On the Group’s performance, he said if you look at our pre-tax forecast, we’ve only gone from N231 billion to N235 billion. He said GTBank expects this to be a very challenging year.
“If you look at what we’ve done to our net interest margin (NIM), we dropped from 9.2% to 8%. NIM compressed because we plan to get to 65%. To get to 65%, you’ve had to lower the price of your loans. We brought down asset yields a bit by bringing down our loan pricing “, the CEO explained.
Meanwhile, in 2019, GTBank said it did N29 billion write-offs which settled its non-performing loan book down to N68 billion. At the bank’s level, the lender said it is going to play volume game and it is ready for price war on loans to increase market share.
“We are going to go for market share. We are ready to go into a price war for quality loans, and we have started to do that. So we believe that we will grow our loan book”, the CEO said.
He said GTB’s regional book is trending up nicely as well. So, the management will continue to push that.
“if you look at our subsidiaries, they are doing better, especially Ghana where subsidiaries today added 15% to profit”, he said. “This year, we are going to focus a bit more aggressively on expense and cost containment. I think that if you take the interplay of all that, you’ll see what is driving us this year”, he added.

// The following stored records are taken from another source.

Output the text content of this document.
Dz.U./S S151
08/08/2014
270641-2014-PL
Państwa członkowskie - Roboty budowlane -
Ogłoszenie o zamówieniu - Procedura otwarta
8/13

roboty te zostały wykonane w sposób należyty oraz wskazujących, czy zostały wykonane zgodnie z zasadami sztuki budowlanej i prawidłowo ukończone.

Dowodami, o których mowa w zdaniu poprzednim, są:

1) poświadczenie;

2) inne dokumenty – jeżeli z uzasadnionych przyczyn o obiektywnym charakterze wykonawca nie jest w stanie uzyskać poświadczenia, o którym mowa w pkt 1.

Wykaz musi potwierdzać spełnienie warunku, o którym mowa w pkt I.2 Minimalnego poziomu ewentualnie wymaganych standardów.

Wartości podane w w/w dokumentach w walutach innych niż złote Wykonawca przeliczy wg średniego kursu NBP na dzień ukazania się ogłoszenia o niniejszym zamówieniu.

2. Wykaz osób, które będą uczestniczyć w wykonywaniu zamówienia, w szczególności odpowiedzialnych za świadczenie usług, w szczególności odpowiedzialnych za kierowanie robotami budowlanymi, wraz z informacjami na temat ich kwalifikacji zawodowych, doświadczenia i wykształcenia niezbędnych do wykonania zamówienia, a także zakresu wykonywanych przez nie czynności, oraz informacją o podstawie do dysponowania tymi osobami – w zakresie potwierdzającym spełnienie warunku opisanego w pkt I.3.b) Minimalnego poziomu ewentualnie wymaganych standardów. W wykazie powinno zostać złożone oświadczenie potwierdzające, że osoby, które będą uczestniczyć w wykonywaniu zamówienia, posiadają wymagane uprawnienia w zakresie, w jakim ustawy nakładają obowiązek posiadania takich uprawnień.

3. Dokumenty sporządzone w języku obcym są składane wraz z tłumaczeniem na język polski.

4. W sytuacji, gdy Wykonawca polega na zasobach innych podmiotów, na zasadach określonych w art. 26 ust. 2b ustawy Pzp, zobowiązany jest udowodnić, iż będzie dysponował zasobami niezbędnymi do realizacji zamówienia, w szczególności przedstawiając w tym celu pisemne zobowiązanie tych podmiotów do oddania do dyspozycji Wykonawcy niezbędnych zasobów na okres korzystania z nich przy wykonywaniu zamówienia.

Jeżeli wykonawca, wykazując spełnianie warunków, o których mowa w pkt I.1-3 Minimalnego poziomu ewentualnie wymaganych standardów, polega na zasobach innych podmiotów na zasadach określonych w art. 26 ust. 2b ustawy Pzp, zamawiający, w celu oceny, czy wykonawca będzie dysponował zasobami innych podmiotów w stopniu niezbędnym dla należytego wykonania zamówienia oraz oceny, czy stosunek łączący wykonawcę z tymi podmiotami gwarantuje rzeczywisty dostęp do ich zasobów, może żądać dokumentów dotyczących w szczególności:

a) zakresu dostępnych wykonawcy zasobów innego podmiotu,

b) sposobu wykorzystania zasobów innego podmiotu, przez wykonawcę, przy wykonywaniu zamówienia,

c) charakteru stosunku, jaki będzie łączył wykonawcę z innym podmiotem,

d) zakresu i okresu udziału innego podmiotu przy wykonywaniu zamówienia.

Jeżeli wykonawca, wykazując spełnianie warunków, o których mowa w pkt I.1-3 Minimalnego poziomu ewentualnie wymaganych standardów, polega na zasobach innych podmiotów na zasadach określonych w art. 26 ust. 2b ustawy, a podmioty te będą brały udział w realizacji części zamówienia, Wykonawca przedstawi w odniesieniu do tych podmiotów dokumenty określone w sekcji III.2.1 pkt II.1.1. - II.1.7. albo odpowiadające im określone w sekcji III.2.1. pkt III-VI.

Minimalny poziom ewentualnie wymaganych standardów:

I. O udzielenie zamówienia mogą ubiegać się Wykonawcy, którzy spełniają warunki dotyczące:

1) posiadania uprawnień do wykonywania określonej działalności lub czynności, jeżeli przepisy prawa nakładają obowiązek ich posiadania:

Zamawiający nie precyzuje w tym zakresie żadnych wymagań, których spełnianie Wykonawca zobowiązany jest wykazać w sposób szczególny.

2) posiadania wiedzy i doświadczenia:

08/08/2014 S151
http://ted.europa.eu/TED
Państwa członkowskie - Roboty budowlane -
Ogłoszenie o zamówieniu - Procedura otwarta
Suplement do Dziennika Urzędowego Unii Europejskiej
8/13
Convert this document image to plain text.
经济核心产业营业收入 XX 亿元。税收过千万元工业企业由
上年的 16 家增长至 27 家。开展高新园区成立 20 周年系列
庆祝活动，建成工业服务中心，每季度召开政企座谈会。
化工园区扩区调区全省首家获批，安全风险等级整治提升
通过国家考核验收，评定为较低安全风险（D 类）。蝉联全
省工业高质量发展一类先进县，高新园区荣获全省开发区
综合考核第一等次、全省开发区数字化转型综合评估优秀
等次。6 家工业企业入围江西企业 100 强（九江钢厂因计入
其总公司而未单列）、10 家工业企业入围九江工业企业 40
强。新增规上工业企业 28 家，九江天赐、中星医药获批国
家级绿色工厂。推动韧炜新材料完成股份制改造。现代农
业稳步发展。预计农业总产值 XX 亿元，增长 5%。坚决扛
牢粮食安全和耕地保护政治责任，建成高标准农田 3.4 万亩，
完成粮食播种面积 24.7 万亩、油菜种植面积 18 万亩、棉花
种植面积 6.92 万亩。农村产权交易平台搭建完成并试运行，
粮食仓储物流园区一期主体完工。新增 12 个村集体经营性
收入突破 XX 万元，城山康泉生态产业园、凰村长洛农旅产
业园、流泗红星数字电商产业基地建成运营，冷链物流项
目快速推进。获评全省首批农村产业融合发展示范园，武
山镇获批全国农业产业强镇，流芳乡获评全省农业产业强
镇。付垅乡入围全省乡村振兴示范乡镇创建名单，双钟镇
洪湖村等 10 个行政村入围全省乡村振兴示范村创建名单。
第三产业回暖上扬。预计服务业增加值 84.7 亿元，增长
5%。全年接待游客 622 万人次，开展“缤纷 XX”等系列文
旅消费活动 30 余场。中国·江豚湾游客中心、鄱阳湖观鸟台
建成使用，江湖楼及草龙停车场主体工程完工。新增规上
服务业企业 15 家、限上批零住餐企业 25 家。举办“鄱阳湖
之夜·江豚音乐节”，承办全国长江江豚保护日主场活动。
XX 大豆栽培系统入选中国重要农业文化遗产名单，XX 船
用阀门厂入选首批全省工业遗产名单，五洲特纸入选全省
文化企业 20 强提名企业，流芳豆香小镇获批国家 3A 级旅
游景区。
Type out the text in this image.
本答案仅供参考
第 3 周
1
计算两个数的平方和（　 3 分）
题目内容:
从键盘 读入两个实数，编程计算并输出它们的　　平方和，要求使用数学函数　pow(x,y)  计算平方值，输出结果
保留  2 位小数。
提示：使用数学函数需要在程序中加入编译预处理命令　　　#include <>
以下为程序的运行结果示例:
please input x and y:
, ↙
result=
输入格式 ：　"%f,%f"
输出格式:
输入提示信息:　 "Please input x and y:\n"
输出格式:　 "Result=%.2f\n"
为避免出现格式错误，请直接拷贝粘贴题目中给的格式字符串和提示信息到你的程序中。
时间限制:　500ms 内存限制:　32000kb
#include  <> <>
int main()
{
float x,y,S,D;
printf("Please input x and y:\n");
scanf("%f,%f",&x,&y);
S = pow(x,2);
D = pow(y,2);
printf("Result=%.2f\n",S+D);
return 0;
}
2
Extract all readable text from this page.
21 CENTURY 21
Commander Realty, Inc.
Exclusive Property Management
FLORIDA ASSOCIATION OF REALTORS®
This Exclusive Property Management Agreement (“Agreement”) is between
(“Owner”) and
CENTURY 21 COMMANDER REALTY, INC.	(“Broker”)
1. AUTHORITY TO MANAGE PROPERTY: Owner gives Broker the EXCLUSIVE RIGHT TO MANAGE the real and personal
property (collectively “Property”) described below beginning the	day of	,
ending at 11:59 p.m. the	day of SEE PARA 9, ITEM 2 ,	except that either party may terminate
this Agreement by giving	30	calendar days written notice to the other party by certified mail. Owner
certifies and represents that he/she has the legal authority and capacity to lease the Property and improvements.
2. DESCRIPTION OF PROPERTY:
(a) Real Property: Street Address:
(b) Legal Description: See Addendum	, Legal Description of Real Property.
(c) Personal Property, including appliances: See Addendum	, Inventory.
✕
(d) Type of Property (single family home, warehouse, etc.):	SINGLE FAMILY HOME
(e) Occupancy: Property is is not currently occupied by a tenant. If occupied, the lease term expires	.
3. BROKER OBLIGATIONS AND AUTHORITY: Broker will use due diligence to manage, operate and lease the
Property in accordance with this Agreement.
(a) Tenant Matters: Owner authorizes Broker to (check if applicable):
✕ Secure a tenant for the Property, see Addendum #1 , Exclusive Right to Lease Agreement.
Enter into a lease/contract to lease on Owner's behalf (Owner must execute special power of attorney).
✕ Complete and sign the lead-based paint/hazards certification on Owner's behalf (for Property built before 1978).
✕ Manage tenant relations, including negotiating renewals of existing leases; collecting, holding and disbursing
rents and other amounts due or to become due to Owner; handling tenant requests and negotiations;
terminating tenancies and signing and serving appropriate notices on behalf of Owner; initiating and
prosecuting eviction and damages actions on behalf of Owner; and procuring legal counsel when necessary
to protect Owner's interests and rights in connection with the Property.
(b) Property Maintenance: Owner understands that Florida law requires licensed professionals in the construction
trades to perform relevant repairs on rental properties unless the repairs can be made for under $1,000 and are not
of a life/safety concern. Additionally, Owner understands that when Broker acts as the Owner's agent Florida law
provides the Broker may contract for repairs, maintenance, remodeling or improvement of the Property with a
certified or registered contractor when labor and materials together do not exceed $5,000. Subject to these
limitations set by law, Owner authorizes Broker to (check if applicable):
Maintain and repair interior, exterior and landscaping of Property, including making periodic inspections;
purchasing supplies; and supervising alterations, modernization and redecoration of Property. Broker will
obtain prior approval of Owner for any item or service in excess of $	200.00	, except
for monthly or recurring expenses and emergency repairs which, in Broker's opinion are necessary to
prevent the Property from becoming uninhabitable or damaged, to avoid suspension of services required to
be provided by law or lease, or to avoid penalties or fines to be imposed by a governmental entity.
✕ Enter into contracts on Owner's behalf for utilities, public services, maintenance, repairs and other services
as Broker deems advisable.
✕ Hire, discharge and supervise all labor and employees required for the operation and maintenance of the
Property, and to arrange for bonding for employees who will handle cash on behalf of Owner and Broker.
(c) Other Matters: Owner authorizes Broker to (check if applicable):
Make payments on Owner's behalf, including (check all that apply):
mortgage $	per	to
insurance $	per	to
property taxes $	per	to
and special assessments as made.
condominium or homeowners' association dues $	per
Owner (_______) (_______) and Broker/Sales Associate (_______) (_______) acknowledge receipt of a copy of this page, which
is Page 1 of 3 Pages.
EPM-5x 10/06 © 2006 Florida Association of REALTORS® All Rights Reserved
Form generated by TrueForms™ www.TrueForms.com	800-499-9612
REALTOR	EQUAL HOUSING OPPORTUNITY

Agbaje said to gain more volume, GTB will be ready to sacrifice some of the margins but arrive at the same place.
“With the growth, we see on the balance sheet, I think we’ve been at least realistic about what it will translate to in PBT growth. That’s how we intend to drive our balance sheet this year. Obviously, we are focusing, as we’ve always done on low-cost liabilities, which is why we’re at about 85-15 ratio”, the GMD stated.
“To grow the balance sheet, I think the T-bill game has gone. You can probably do a little bit of open market operation (OMO), nothing aggressive, but you can still grow your loan book. For the first half of the year, we’ll look at loan growth. I think the key thing is to be very agile. From a strategy perspective, be ready to change very quickly as opportunities present themselves or headwinds appear”, Agbaje stated.
He said if macroeconomic developments continue, GTB really have to look at its asset quality. On non-performing loan distribution, he said: “If you look at our loan book, we’re about 19% manufacturing, and then the next thing apart from the oil and gas book is then retail at about 11%”.
On government and telecoms at about 5% Agbaje said GTB loan book is quite insulated, about 74% wholesale, which is high-end. He stressed that this doesn’t mean that one high-end loan can’t catch a cold. So in terms of NPLs, GTBank is at a very comfortable place.
He stated that the bank’s NPLs to total loans is about 6.5% because of its quite aggressive classification. While speaking on the retail book, he said the first thing is that the bank doesn’t have real concerns around the retail book because it was built around salary advances.
“One thing to worry about is that people start to lose their jobs, they’ll come under some pressure. But I really don’t see us going above 5%, 6% in terms of NPLs even with people losing their jobs”, Agbaje told analysts.
Assessing the retail performance, Agbaje said they started this thing very aggressively eight years ago.
“It’s like a well-oiled machine now, where the different things we’re doing in terms of the acquisition. We’ve built it into our DNA. So what a lot of banks are just trying to get comfortable within the last two years, we have learned how to do over eight years, and we have a nice momentum”, the CEO said.
Agbaje downplayed agency banking, stating that he doesn’t believe the answer to uptick performance lies there.
“I don’t believe that agency banking is where the answer lies. Agency bank is just a cheaper way of bricks-and-mortar. I think the Fintechs are beating the banks in building platforms that are quicker, faster, and cheaper and are friendlier, he highlighted.